Tuhan sudah tahu kamu butuh roti. Tuhan sudah tahu kita butuh makanan, minuman, uang. Tuhan sudah tahu ya. Tuhan itu Allah yang baik, Bapa yang baik. Tuhan pun mampu memberikan apa yang kita butuhkan. Kalau orang tua yang berdosa yang tidak kenal Tuhan pun tahu kok bagaimana merawat bayi, merawat anak, ya tidak memberikan batu kepada yang minta roti, tidak memberikan kalajengking, ular kepada yang minta ikan, masak kita seolah-olah Tuhan itu tidak tahu apa yang kita butuhkan. Seolah-olah kita harus detail nih ngomong ke Tuhan ya, “Tuhan, aku mau nanti makanannya tu yang enak-enak gitu ya. Pokoknya yang nasi goreng lah, yang jumlah nasinya itu 100.000.” Misalkan gitu, jumlah nasinya pun sampai didoakan. Ngapain. Kita nggak usah doain yang detail-detail Bapak, Ibu sekalian, seolah-olah dengan doa yang detail Tuhan akan kabulkan permohonan kita. Tidak! Yang Tuhan kabulkan ada kebutuhan kita. Yang perlu kita cari tahu adalah kebutuhan kita itu apa; ya makan, minum, jasmani ok. Tapi kebutuhan rohani kita apa, yaitu pertolongan Tuhan, penyertaan Tuhan.

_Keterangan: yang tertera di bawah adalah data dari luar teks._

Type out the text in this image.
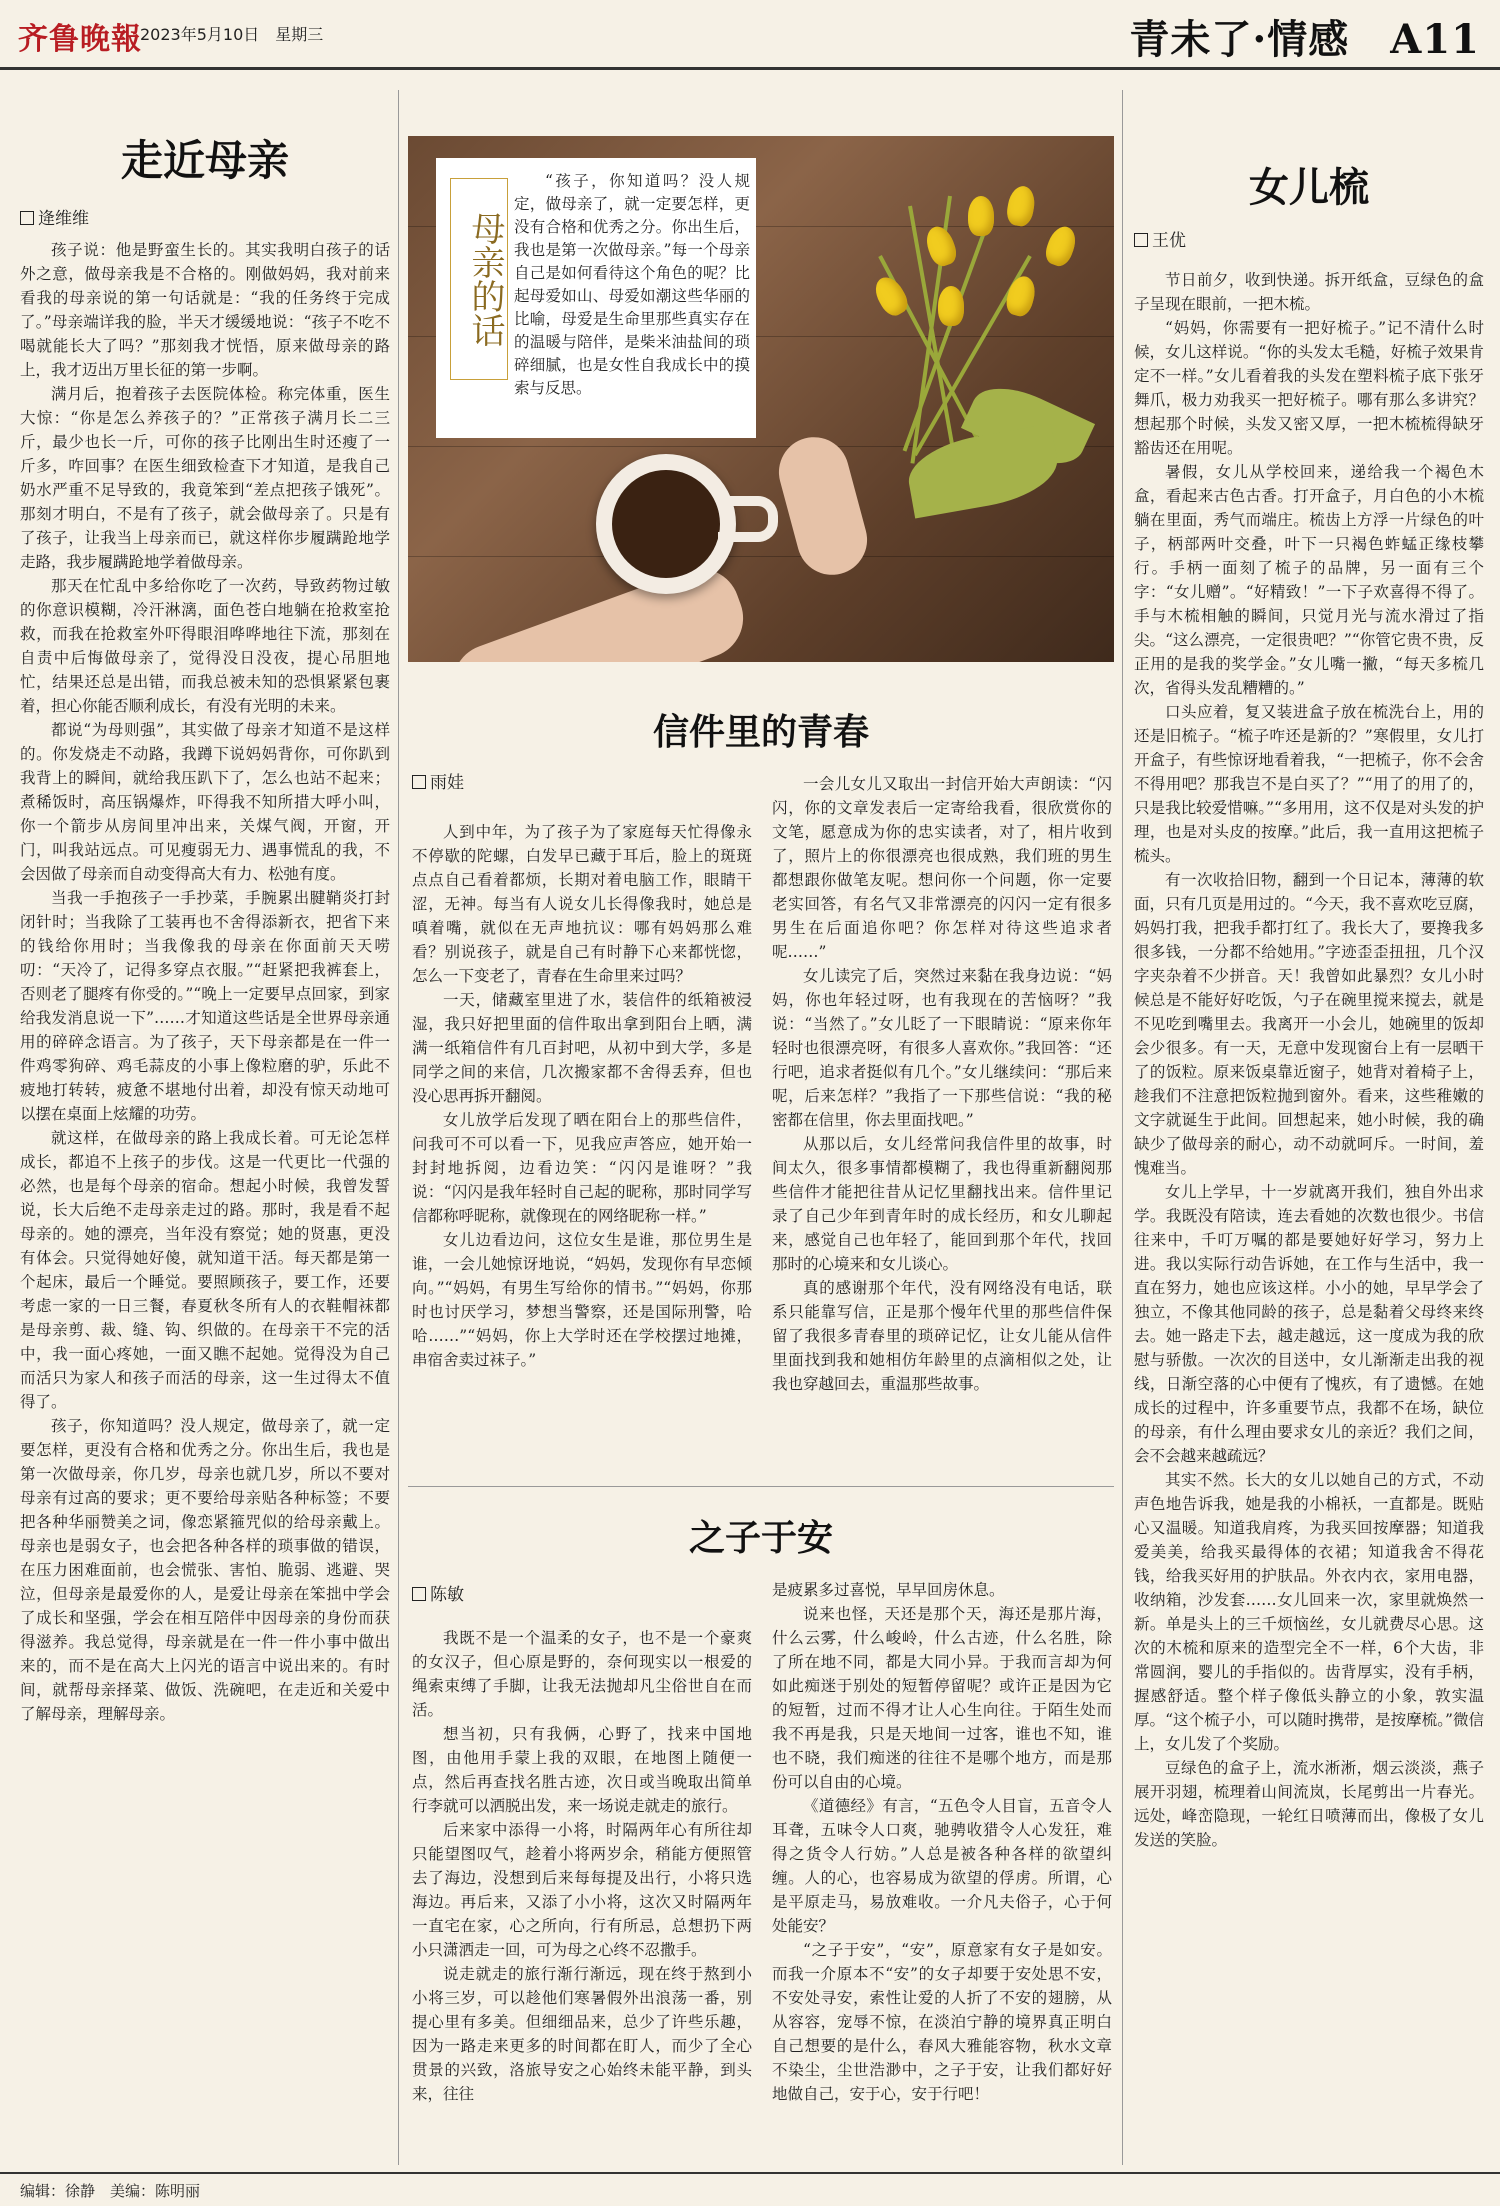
齐鲁晚報
2023年5月10日　星期三	青未了·情感　A11
走近母亲
逄维维

孩子说：他是野蛮生长的。其实我明白孩子的话外之意，做母亲我是不合格的。刚做妈妈，我对前来看我的母亲说的第一句话就是：“我的任务终于完成了。”母亲端详我的脸，半天才缓缓地说：“孩子不吃不喝就能长大了吗？”那刻我才恍悟，原来做母亲的路上，我才迈出万里长征的第一步啊。

满月后，抱着孩子去医院体检。称完体重，医生大惊：“你是怎么养孩子的？”正常孩子满月长二三斤，最少也长一斤，可你的孩子比刚出生时还瘦了一斤多，咋回事？在医生细致检查下才知道，是我自己奶水严重不足导致的，我竟笨到“差点把孩子饿死”。那刻才明白，不是有了孩子，就会做母亲了。只是有了孩子，让我当上母亲而已，就这样你步履蹒跄地学走路，我步履蹒跄地学着做母亲。

那天在忙乱中多给你吃了一次药，导致药物过敏的你意识模糊，冷汗淋漓，面色苍白地躺在抢救室抢救，而我在抢救室外吓得眼泪哗哗地往下流，那刻在自责中后悔做母亲了，觉得没日没夜，提心吊胆地忙，结果还总是出错，而我总被未知的恐惧紧紧包裹着，担心你能否顺利成长，有没有光明的未来。

都说“为母则强”，其实做了母亲才知道不是这样的。你发烧走不动路，我蹲下说妈妈背你，可你趴到我背上的瞬间，就给我压趴下了，怎么也站不起来；煮稀饭时，高压锅爆炸，吓得我不知所措大呼小叫，你一个箭步从房间里冲出来，关煤气阀，开窗，开门，叫我站远点。可见瘦弱无力、遇事慌乱的我，不会因做了母亲而自动变得高大有力、松弛有度。

当我一手抱孩子一手抄菜，手腕累出腱鞘炎打封闭针时；当我除了工装再也不舍得添新衣，把省下来的钱给你用时；当我像我的母亲在你面前天天唠叨：“天冷了，记得多穿点衣服。”“赶紧把我裤套上，否则老了腿疼有你受的。”“晚上一定要早点回家，到家给我发消息说一下”……才知道这些话是全世界母亲通用的碎碎念语言。为了孩子，天下母亲都是在一件一件鸡零狗碎、鸡毛蒜皮的小事上像粒磨的驴，乐此不疲地打转转，疲惫不堪地付出着，却没有惊天动地可以摆在桌面上炫耀的功劳。

就这样，在做母亲的路上我成长着。可无论怎样成长，都追不上孩子的步伐。这是一代更比一代强的必然，也是每个母亲的宿命。想起小时候，我曾发誓说，长大后绝不走母亲走过的路。那时，我是看不起母亲的。她的漂亮，当年没有察觉；她的贤惠，更没有体会。只觉得她好傻，就知道干活。每天都是第一个起床，最后一个睡觉。要照顾孩子，要工作，还要考虑一家的一日三餐，春夏秋冬所有人的衣鞋帽袜都是母亲剪、裁、缝、钩、织做的。在母亲干不完的活中，我一面心疼她，一面又瞧不起她。觉得没为自己而活只为家人和孩子而活的母亲，这一生过得太不值得了。

孩子，你知道吗？没人规定，做母亲了，就一定要怎样，更没有合格和优秀之分。你出生后，我也是第一次做母亲，你几岁，母亲也就几岁，所以不要对母亲有过高的要求；更不要给母亲贴各种标签；不要把各种华丽赞美之词，像恋紧箍咒似的给母亲戴上。母亲也是弱女子，也会把各种各样的琐事做的错误，在压力困难面前，也会慌张、害怕、脆弱、逃避、哭泣，但母亲是最爱你的人，是爱让母亲在笨拙中学会了成长和坚强，学会在相互陪伴中因母亲的身份而获得滋养。我总觉得，母亲就是在一件一件小事中做出来的，而不是在高大上闪光的语言中说出来的。有时间，就帮母亲择菜、做饭、洗碗吧，在走近和关爱中了解母亲，理解母亲。

母亲的话
“孩子，你知道吗？没人规定，做母亲了，就一定要怎样，更没有合格和优秀之分。你出生后，我也是第一次做母亲。”每一个母亲自己是如何看待这个角色的呢？比起母爱如山、母爱如潮这些华丽的比喻，母爱是生命里那些真实存在的温暖与陪伴，是柴米油盐间的琐碎细腻，也是女性自我成长中的摸索与反思。
信件里的青春
雨娃

人到中年，为了孩子为了家庭每天忙得像永不停歇的陀螺，白发早已藏于耳后，脸上的斑斑点点自己看着都烦，长期对着电脑工作，眼睛干涩，无神。每当有人说女儿长得像我时，她总是嗔着嘴，就似在无声地抗议：哪有妈妈那么难看？别说孩子，就是自己有时静下心来都恍惚，怎么一下变老了，青春在生命里来过吗？

一天，储藏室里进了水，装信件的纸箱被浸湿，我只好把里面的信件取出拿到阳台上晒，满满一纸箱信件有几百封吧，从初中到大学，多是同学之间的来信，几次搬家都不舍得丢弃，但也没心思再拆开翻阅。

女儿放学后发现了晒在阳台上的那些信件，问我可不可以看一下，见我应声答应，她开始一封封地拆阅，边看边笑：“闪闪是谁呀？”我说：“闪闪是我年轻时自己起的昵称，那时同学写信都称呼昵称，就像现在的网络昵称一样。”

女儿边看边问，这位女生是谁，那位男生是谁，一会儿她惊讶地说，“妈妈，发现你有早恋倾向。”“妈妈，有男生写给你的情书。”“妈妈，你那时也讨厌学习，梦想当警察，还是国际刑警，哈哈……”“妈妈，你上大学时还在学校摆过地摊，串宿舍卖过袜子。”

一会儿女儿又取出一封信开始大声朗读：“闪闪，你的文章发表后一定寄给我看，很欣赏你的文笔，愿意成为你的忠实读者，对了，相片收到了，照片上的你很漂亮也很成熟，我们班的男生都想跟你做笔友呢。想问你一个问题，你一定要老实回答，有名气又非常漂亮的闪闪一定有很多男生在后面追你吧？你怎样对待这些追求者呢……”

女儿读完了后，突然过来黏在我身边说：“妈妈，你也年轻过呀，也有我现在的苦恼呀？”我说：“当然了。”女儿眨了一下眼睛说：“原来你年轻时也很漂亮呀，有很多人喜欢你。”我回答：“还行吧，追求者挺似有几个。”女儿继续问：“那后来呢，后来怎样？”我指了一下那些信说：“我的秘密都在信里，你去里面找吧。”

从那以后，女儿经常问我信件里的故事，时间太久，很多事情都模糊了，我也得重新翻阅那些信件才能把往昔从记忆里翻找出来。信件里记录了自己少年到青年时的成长经历，和女儿聊起来，感觉自己也年轻了，能回到那个年代，找回那时的心境来和女儿谈心。

真的感谢那个年代，没有网络没有电话，联系只能靠写信，正是那个慢年代里的那些信件保留了我很多青春里的琐碎记忆，让女儿能从信件里面找到我和她相仿年龄里的点滴相似之处，让我也穿越回去，重温那些故事。

之子于安
陈敏

我既不是一个温柔的女子，也不是一个豪爽的女汉子，但心原是野的，奈何现实以一根爱的绳索束缚了手脚，让我无法抛却凡尘俗世自在而活。

想当初，只有我俩，心野了，找来中国地图，由他用手蒙上我的双眼，在地图上随便一点，然后再查找名胜古迹，次日或当晚取出简单行李就可以洒脱出发，来一场说走就走的旅行。

后来家中添得一小将，时隔两年心有所往却只能望图叹气，趁着小将两岁余，稍能方便照管去了海边，没想到后来每每提及出行，小将只选海边。再后来，又添了小小将，这次又时隔两年一直宅在家，心之所向，行有所忌，总想扔下两小只潇洒走一回，可为母之心终不忍撒手。

说走就走的旅行渐行渐远，现在终于熬到小小将三岁，可以趁他们寒暑假外出浪荡一番，别提心里有多美。但细细品来，总少了许些乐趣，因为一路走来更多的时间都在盯人，而少了全心贯景的兴致，洛旅导安之心始终未能平静，到头来，往往

是疲累多过喜悦，早早回房休息。

说来也怪，天还是那个天，海还是那片海，什么云雾，什么峻岭，什么古迹，什么名胜，除了所在地不同，都是大同小异。于我而言却为何如此痴迷于别处的短暂停留呢？或许正是因为它的短暂，过而不得才让人心生向往。于陌生处而我不再是我，只是天地间一过客，谁也不知，谁也不晓，我们痴迷的往往不是哪个地方，而是那份可以自由的心境。

《道德经》有言，“五色令人目盲，五音令人耳聋，五味令人口爽，驰骋收猎令人心发狂，难得之货令人行妨。”人总是被各种各样的欲望纠缠。人的心，也容易成为欲望的俘虏。所谓，心是平原走马，易放难收。一介凡夫俗子，心于何处能安？

“之子于安”，“安”，原意家有女子是如安。而我一介原本不“安”的女子却要于安处思不安，不安处寻安，索性让爱的人折了不安的翅膀，从从容容，宠辱不惊，在淡泊宁静的境界真正明白自己想要的是什么，春风大雅能容物，秋水文章不染尘，尘世浩渺中，之子于安，让我们都好好地做自己，安于心，安于行吧！

女儿梳
王优

节日前夕，收到快递。拆开纸盒，豆绿色的盒子呈现在眼前，一把木梳。

“妈妈，你需要有一把好梳子。”记不清什么时候，女儿这样说。“你的头发太毛糙，好梳子效果肯定不一样。”女儿看着我的头发在塑料梳子底下张牙舞爪，极力劝我买一把好梳子。哪有那么多讲究？想起那个时候，头发又密又厚，一把木梳梳得缺牙豁齿还在用呢。

暑假，女儿从学校回来，递给我一个褐色木盒，看起来古色古香。打开盒子，月白色的小木梳躺在里面，秀气而端庄。梳齿上方浮一片绿色的叶子，柄部两叶交叠，叶下一只褐色蚱蜢正缘枝攀行。手柄一面刻了梳子的品牌，另一面有三个字：“女儿赠”。“好精致！”一下子欢喜得不得了。手与木梳相触的瞬间，只觉月光与流水滑过了指尖。“这么漂亮，一定很贵吧？”“你管它贵不贵，反正用的是我的奖学金。”女儿嘴一撇，“每天多梳几次，省得头发乱糟糟的。”

口头应着，复又装进盒子放在梳洗台上，用的还是旧梳子。“梳子咋还是新的？”寒假里，女儿打开盒子，有些惊讶地看着我，“一把梳子，你不会舍不得用吧？那我岂不是白买了？”“用了的用了的，只是我比较爱惜嘛。”“多用用，这不仅是对头发的护理，也是对头皮的按摩。”此后，我一直用这把梳子梳头。

有一次收拾旧物，翻到一个日记本，薄薄的软面，只有几页是用过的。“今天，我不喜欢吃豆腐，妈妈打我，把我手都打红了。我长大了，要搀我多很多钱，一分都不给她用。”字迹歪歪扭扭，几个汉字夹杂着不少拼音。天！我曾如此暴烈？女儿小时候总是不能好好吃饭，勺子在碗里搅来搅去，就是不见吃到嘴里去。我离开一小会儿，她碗里的饭却会少很多。有一天，无意中发现窗台上有一层晒干了的饭粒。原来饭桌靠近窗子，她背对着椅子上，趁我们不注意把饭粒抛到窗外。看来，这些稚嫩的文字就诞生于此间。回想起来，她小时候，我的确缺少了做母亲的耐心，动不动就呵斥。一时间，羞愧难当。

女儿上学早，十一岁就离开我们，独自外出求学。我既没有陪读，连去看她的次数也很少。书信往来中，千叮万嘱的都是要她好好学习，努力上进。我以实际行动告诉她，在工作与生活中，我一直在努力，她也应该这样。小小的她，早早学会了独立，不像其他同龄的孩子，总是黏着父母终来终去。她一路走下去，越走越远，这一度成为我的欣慰与骄傲。一次次的目送中，女儿渐渐走出我的视线，日渐空落的心中便有了愧疚，有了遗憾。在她成长的过程中，许多重要节点，我都不在场，缺位的母亲，有什么理由要求女儿的亲近？我们之间，会不会越来越疏远？

其实不然。长大的女儿以她自己的方式，不动声色地告诉我，她是我的小棉袄，一直都是。既贴心又温暖。知道我肩疼，为我买回按摩器；知道我爱美美，给我买最得体的衣裙；知道我舍不得花钱，给我买好用的护肤品。外衣内衣，家用电器，收纳箱，沙发套……女儿回来一次，家里就焕然一新。单是头上的三千烦恼丝，女儿就费尽心思。这次的木梳和原来的造型完全不一样，6个大齿，非常圆润，婴儿的手指似的。齿背厚实，没有手柄，握感舒适。整个样子像低头静立的小象，敦实温厚。“这个梳子小，可以随时携带，是按摩梳。”微信上，女儿发了个奖励。

豆绿色的盒子上，流水淅淅，烟云淡淡，燕子展开羽翅，梳理着山间流岚，长尾剪出一片春光。远处，峰峦隐现，一轮红日喷薄而出，像极了女儿发送的笑脸。

编辑：徐静　美编：陈明丽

Nah pertanyaan bagi kita Bapak, Ibu sekalian, bagaimana agar manusia dapat menyadari kebutuhan akan hal rohani, orang yang belum Kristen maupun orang yang Kristen? Nah bagaimana supaya kita bisa sadar, bagaimana manusia bisa betul-betul ngeh terhadap kebutuhan rohaninya? Kalau kebutuhan jasmani, orang berdosa bisa juga tidak sadar ya; nggak butuh minum, sehari bisa nggak minum. Lupa. Namanya manusia berdosa memang aneh-aneh juga ya. Bicara soal hal jasmani, biasanya manusia itu sadar dan langsung mengusahakannya. Tapi hal-hal rohani ini tidak diusahakan. Bahkan, manusia berdosa yang sudah mati rohaninya tidak bisa mengusahakan hal rohani sekalipun. Tapi untuk hal jasmani, ya, mereka bisa mengusahakannya. Karena apa? Karena anugerah umum.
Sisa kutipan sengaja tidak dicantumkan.